I'm not sure if this site, or this area of the site, is the most likely place for me to get an answer to the question I am about to ask - so if anyone reads the question and doesn't know the answer, but knows of a more likely place for me to get an answer, please let me know, it would be very much appreciated!

I've started to gain an interest in clustering and clustering algorithms, but I am brand new to the subject. Below is a question that I immediately had on the subject as it pertains to determining whether a data set is random or not.

Let's say that I have a data set of size $N$ of completely random numbers in the interval $[0,1]$.

1. Is there a general formula for the probability of counting a given number $C$ of clusters for that sample size, i.e., a formula of the form $P(N,C)=...$?

I think that finding an answer to the above question is extremely unlikely, since as far as I have been able to tell, there is no universally accepted definition of what constitutes a cluster - so, the answer to the above question is completely dependent on the algorithm used count clusters. So, I will modify the above question in a couple of ways...

2a. Is there a general formula for the probability of counting a given number $C$ of clusters for a sample size of $N$, for a given algorithm $A$, i.e., a formula of the form $P_{A}(N,C)=...$?

2b. Are there formulas for counting a given number $C$ of clusters for a sample size of $N$, for some commonly used clustering algorithms (e.g., k-means clustering), i.e., formulas of the form $P_{A}(N,C)=...$?

If the answers to any of the above questions are yes, in what way are they generalizable to higher dimensions? I.e., the above question was phrased for data on a 1D interval $[0,1]$. But, if there was a 2D interval $[0,1]\times[0,1]$, then you could have clustering in the $x$-direction, the $y$-direction, or both directions simultaneously. Similarly for $D$ dimensions. So, my final version of the above questions are...
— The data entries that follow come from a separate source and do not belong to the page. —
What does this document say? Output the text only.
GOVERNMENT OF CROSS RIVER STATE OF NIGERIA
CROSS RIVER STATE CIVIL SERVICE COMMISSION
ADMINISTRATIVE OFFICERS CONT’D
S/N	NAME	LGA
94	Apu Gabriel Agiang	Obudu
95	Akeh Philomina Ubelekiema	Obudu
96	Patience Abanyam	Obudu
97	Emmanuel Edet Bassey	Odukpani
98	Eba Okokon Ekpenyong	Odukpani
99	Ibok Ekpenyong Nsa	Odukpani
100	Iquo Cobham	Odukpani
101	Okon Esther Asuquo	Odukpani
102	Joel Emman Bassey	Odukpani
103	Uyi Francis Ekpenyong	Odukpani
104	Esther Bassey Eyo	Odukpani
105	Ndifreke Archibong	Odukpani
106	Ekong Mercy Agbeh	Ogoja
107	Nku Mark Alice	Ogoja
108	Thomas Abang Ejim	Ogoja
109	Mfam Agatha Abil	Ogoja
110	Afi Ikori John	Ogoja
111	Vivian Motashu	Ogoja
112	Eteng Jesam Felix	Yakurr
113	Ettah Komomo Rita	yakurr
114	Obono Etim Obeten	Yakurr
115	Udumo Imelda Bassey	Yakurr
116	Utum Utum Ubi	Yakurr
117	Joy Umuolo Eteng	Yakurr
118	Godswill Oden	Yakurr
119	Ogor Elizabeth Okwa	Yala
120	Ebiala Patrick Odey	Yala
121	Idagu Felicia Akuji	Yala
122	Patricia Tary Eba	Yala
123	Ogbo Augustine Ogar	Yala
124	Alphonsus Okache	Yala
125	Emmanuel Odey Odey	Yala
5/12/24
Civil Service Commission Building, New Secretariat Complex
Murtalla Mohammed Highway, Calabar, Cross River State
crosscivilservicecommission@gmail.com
3a. Is there a general formula for the probability of counting a given number $C$ of clusters for a sample size of $N$, for a given dimensionality of the data $D$, and for a given algorithm $A$, i.e., a formula of the form $P_{A}(N,C,D)=...$?

3b. Are there formulas for counting a given number $C$ of clusters for a sample size of $N$, for a given dimensionality of the data $D$, and for some commonly used clustering algorithms (e.g., k-means clustering), i.e., formulas of the form $P_{A}(N,C,D)=...$?

Thank you very much for any help that you can give.

-HJ Farnsworth

2. Apr 27, 2014

mathman

For question 2a - it would depend on the precise definition of cluster. For 2b - I can't answer, since I am not familiar with the definition you are referring to.